La prensa burguesa de la época atribuye a los mineros la responsabilidad de los hechos acusándoles de atacar a las fuerzas del orden con dinamita y armas de fuego. Interpretación que queda desmentida por la circunstancia de que la Guardia Civil sólo registró dos heridos leves. Cuesta trabajo en estos tiempos asimilar el grado de crueldad hacia las movilizaciones obreras que exhibía el poder de entonces.

Que gente que tan sólo pedía un aumento en el jornal de cinco reales y que el carburo como instrumento de trabajo fuese aportado por la patronal, resultara despachada con tal nivel de violencia, pone de manifiesto la consideración que hacia el mundo del trabajo tenían la burguesía, la clase media y los aparatos de Estado. Efectivamente, a pesar de que la clase trabajadora generaba el grueso de la riqueza social y de que sin su concurso la economía no podía salir adelante, los dueños de los medios de producción y la Administración desdeñaban a los obreros, los consideraban mercancía prescindible en la medida que abundante y, por tanto, en absoluto portadores de derechos y merecedores de una vida digna.

Constituían simplemente una parte del engranaje de la producción, la más molesta de todas las piezas por cuanto a veces pedía cosas, frente a la actitud sumisa y silenciosa de vagonetas, raíles o pozos. Por consiguiente, no había piedad para quienes osaban alterar un orden social que inexorablemente conducía al florecimiento de los negocios y a la prosperidad de las gentes de bien.

Luchas como la que aquí comentamos, extendidas a lo largo de las décadas, fueron conformando una percepción distinta del mundo del trabajo, de su derechos y requerimientos, no sin sucesivos y sangrientos episodios en los que volvía a derramarse con generosidad sangre obrera.

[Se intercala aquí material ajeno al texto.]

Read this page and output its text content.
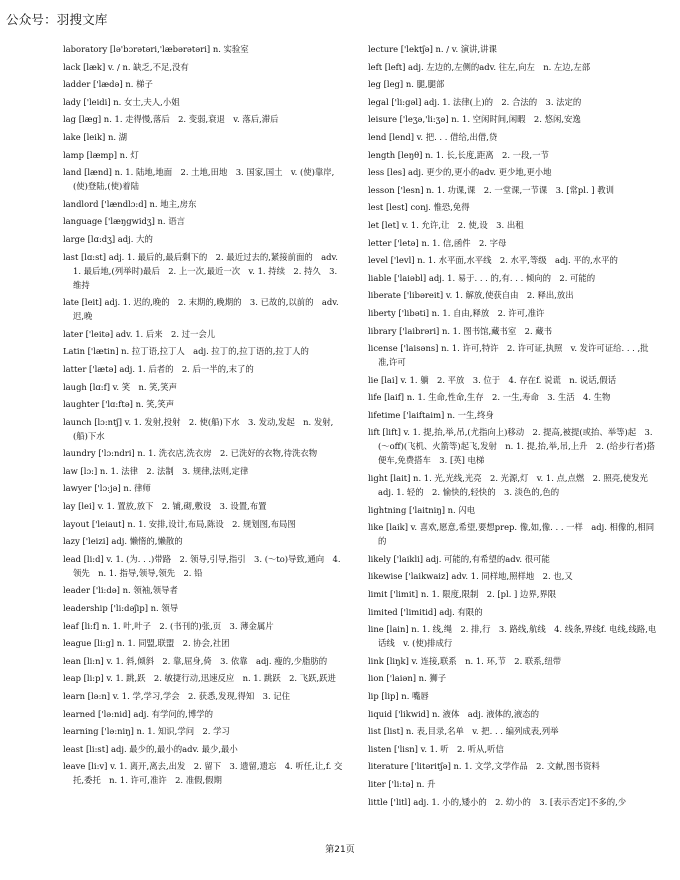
公众号：羽搜文库
laboratory [lə'bɔrətəri,'læbərətəri] n. 实验室
lack [læk] v. / n. 缺乏,不足,没有
ladder ['lædə] n. 梯子
lady ['leidi] n. 女士,夫人,小姐
lag [læg] n. 1. 走得慢,落后　2. 变弱,衰退　v. 落后,滞后
lake [leik] n. 湖
lamp [læmp] n. 灯
land [lænd] n. 1. 陆地,地面　2. 土地,田地　3. 国家,国土　v. (使)靠岸,(使)登陆,(使)着陆
landlord ['lændlɔ:d] n. 地主,房东
language ['læŋgwidʒ] n. 语言
large [lɑ:dʒ] adj. 大的
last [lɑ:st] adj. 1. 最后的,最后剩下的　2. 最近过去的,紧接前面的　adv. 1. 最后地,(列举时)最后　2. 上一次,最近一次　v. 1. 持续　2. 持久　3. 维持
late [leit] adj. 1. 迟的,晚的　2. 末期的,晚期的　3. 已故的,以前的　adv. 迟,晚
later ['leitə] adv. 1. 后来　2. 过一会儿
Latin ['lætin] n. 拉丁语,拉丁人　adj. 拉丁的,拉丁语的,拉丁人的
latter ['lætə] adj. 1. 后者的　2. 后一半的,末了的
laugh [lɑ:f] v. 笑　n. 笑,笑声
laughter ['lɑ:ftə] n. 笑,笑声
launch [lɔ:ntʃ] v. 1. 发射,投射　2. 使(船)下水　3. 发动,发起　n. 发射,(船)下水
laundry ['lɔ:ndri] n. 1. 洗衣店,洗衣房　2. 已洗好的衣物,待洗衣物
law [lɔ:] n. 1. 法律　2. 法制　3. 规律,法则,定律
lawyer ['lɔ:jə] n. 律师
lay [lei] v. 1. 置放,放下　2. 铺,砌,敷设　3. 设置,布置
layout ['leiaut] n. 1. 安排,设计,布局,陈设　2. 规划图,布局图
lazy ['leizi] adj. 懒惰的,懒散的
lead [li:d] v. 1. (为. . .)带路　2. 领导,引导,指引　3. (～to)导致,通向　4. 领先　n. 1. 指导,领导,领先　2. 铅
leader ['li:də] n. 领袖,领导者
leadership ['li:dəʃip] n. 领导
leaf [li:f] n. 1. 叶,叶子　2. (书刊的)张,页　3. 薄金属片
league [li:g] n. 1. 同盟,联盟　2. 协会,社团
lean [li:n] v. 1. 斜,倾斜　2. 靠,屈身,倚　3. 依靠　adj. 瘦的,少脂肪的
leap [li:p] v. 1. 跳,跃　2. 敏捷行动,迅速反应　n. 1. 跳跃　2. 飞跃,跃进
learn [lə:n] v. 1. 学,学习,学会　2. 获悉,发现,得知　3. 记住
learned ['lə:nid] adj. 有学问的,博学的
learning ['lə:niŋ] n. 1. 知识,学问　2. 学习
least [li:st] adj. 最少的,最小的adv. 最少,最小
leave [li:v] v. 1. 离开,离去,出发　2. 留下　3. 遗留,遗忘　4. 听任,让,f. 交托,委托　n. 1. 许可,准许　2. 准假,假期
lecture ['lektʃə] n. / v. 演讲,讲课
left [left] adj. 左边的,左侧的adv. 往左,向左　n. 左边,左部
leg [leg] n. 腿,腿部
legal ['li:gəl] adj. 1. 法律(上)的　2. 合法的　3. 法定的
leisure ['leʒə,'li:ʒə] n. 1. 空闲时间,闲暇　2. 悠闲,安逸
lend [lend] v. 把. . . 借给,出借,贷
length [leŋθ] n. 1. 长,长度,距离　2. 一段,一节
less [les] adj. 更少的,更小的adv. 更少地,更小地
lesson ['lesn] n. 1. 功课,课　2. 一堂课,一节课　3. [常pl. ] 教训
lest [lest] conj. 惟恐,免得
let [let] v. 1. 允许,让　2. 使,设　3. 出租
letter ['letə] n. 1. 信,函件　2. 字母
level ['levl] n. 1. 水平面,水平线　2. 水平,等级　adj. 平的,水平的
liable ['laiəbl] adj. 1. 易于. . . 的,有. . . 倾向的　2. 可能的
liberate ['libəreit] v. 1. 解放,使获自由　2. 释出,放出
liberty ['libəti] n. 1. 自由,释放　2. 许可,准许
library ['laibrəri] n. 1. 图书馆,藏书室　2. 藏书
license ['laisəns] n. 1. 许可,特许　2. 许可证,执照　v. 发许可证给. . . ,批准,许可
lie [lai] v. 1. 躺　2. 平放　3. 位于　4. 存在f. 说谎　n. 说话,假话
life [laif] n. 1. 生命,性命,生存　2. 一生,寿命　3. 生活　4. 生物
lifetime ['laiftaim] n. 一生,终身
lift [lift] v. 1. 提,抬,举,吊,(尤指向上)移动　2. 提高,被提(或抬、举等)起　3. (～off)(飞机、火箭等)起飞,发射　n. 1. 提,抬,举,吊,上升　2. (给步行者)搭便车,免费搭车　3. [英] 电梯
light [lait] n. 1. 光,光线,光亮　2. 光源,灯　v. 1. 点,点燃　2. 照亮,使发光　adj. 1. 轻的　2. 愉快的,轻快的　3. 淡色的,色的
lightning ['laitniŋ] n. 闪电
like [laik] v. 喜欢,愿意,希望,要想prep. 像,如,像. . . 一样　adj. 相像的,相同的
likely ['laikli] adj. 可能的,有希望的adv. 很可能
likewise ['laikwaiz] adv. 1. 同样地,照样地　2. 也,又
limit ['limit] n. 1. 限度,限制　2. [pl. ] 边界,界限
limited ['limitid] adj. 有限的
line [lain] n. 1. 线,绳　2. 排,行　3. 路线,航线　4. 线条,界线f. 电线,线路,电话线　v. (使)排成行
link [liŋk] v. 连接,联系　n. 1. 环,节　2. 联系,纽带
lion ['laiən] n. 狮子
lip [lip] n. 嘴唇
liquid ['likwid] n. 液体　adj. 液体的,液态的
list [list] n. 表,目录,名单　v. 把. . . 编列成表,列举
listen ['lisn] v. 1. 听　2. 听从,听信
literature ['litəritʃə] n. 1. 文学,文学作品　2. 文献,图书资料
liter ['li:tə] n. 升
little ['litl] adj. 1. 小的,矮小的　2. 幼小的　3. [表示否定]不多的,少
第21页
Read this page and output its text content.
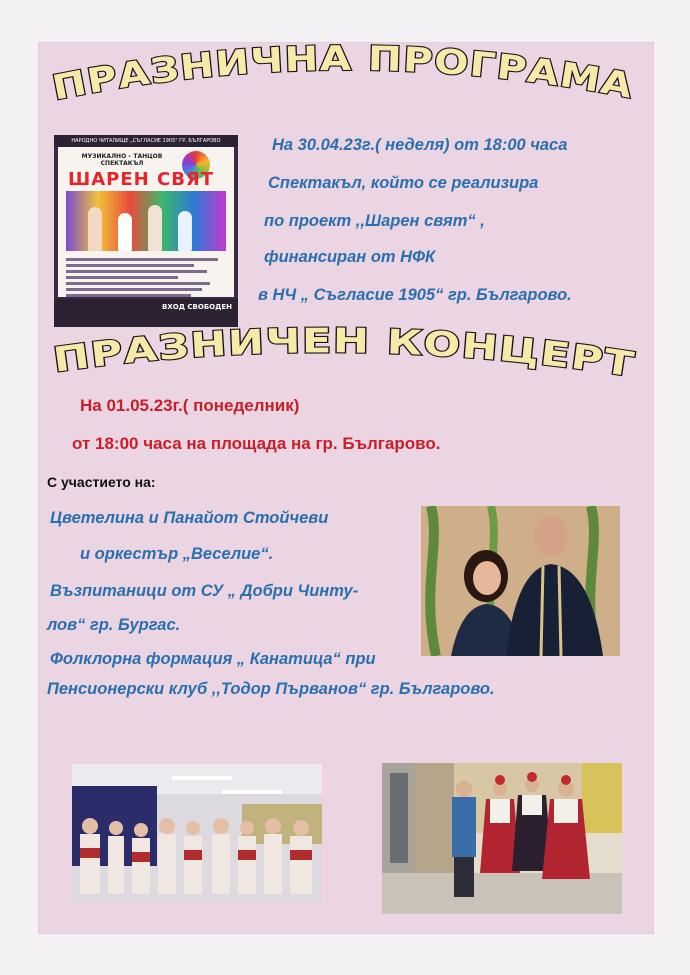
ПРАЗНИЧНА ПРОГРАМА
ПРАЗНИЧЕН КОНЦЕРТ
НАРОДНО ЧИТАЛИЩЕ „СЪГЛАСИЕ 1905" ГР. БЪЛГАРОВО
МУЗИКАЛНО – ТАНЦОВ СПЕКТАКЪЛ
ШАРЕН СВЯТ
ВХОД СВОБОДЕН
На 30.04.23г.( неделя) от 18:00 часа
Спектакъл, който се реализира
по проект ,,Шарен свят“ ,
финансиран от НФК
в НЧ „ Съгласие 1905“ гр. Българово.
На 01.05.23г.( понеделник)
от 18:00 часа на площада на гр. Българово.
С участието на:
Цветелина и Панайот Стойчеви
и оркестър „Веселие“.
Възпитаници от СУ „ Добри Чинту-
лов“ гр. Бургас.
Фолклорна формация „ Канатица“ при
Пенсионерски клуб ,,Тодор Първанов“ гр. Българово.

El más significativo de ellos tuvo lugar sesenta años después de los sucesos de La Unión, esta vez en Vitoria y también un día de marzo, donde la Policía todavía franquista perpetró una masacre segando la vida de cinco trabajadores.

Pero lo cierto es que hasta mediados de los 80 o principios de los 90, no sólo en España, sino en todo el mundo democrático, la clase trabajadora se conformó como el eje vertebrador, tanto a nivel político como social, de las sociedades desarrolladas. Los convenios colectivos, la estabilidad laboral, las escalas móviles salariales y otros aspectos conformaban un marco de dignidad relativa para quienes habían sido los desposeídos de la historia. Pero a partir de esos años, la sociedad burguesa, quizá nostálgica de su época dorada, comenzó a devaluar el mundo del trabajo mediante reformas laborales, privatizaciones y otros mecanismos que hacen que esta sociedad empiece a parecerse a aquella de La Unión en 1916. Y por eso es tan importante recordar el sacrificio de los mártires de El Descargador, rindiéndoles, en palabras del excelente cronista unionense Paco Ródenas, un tributo de honor y memoria.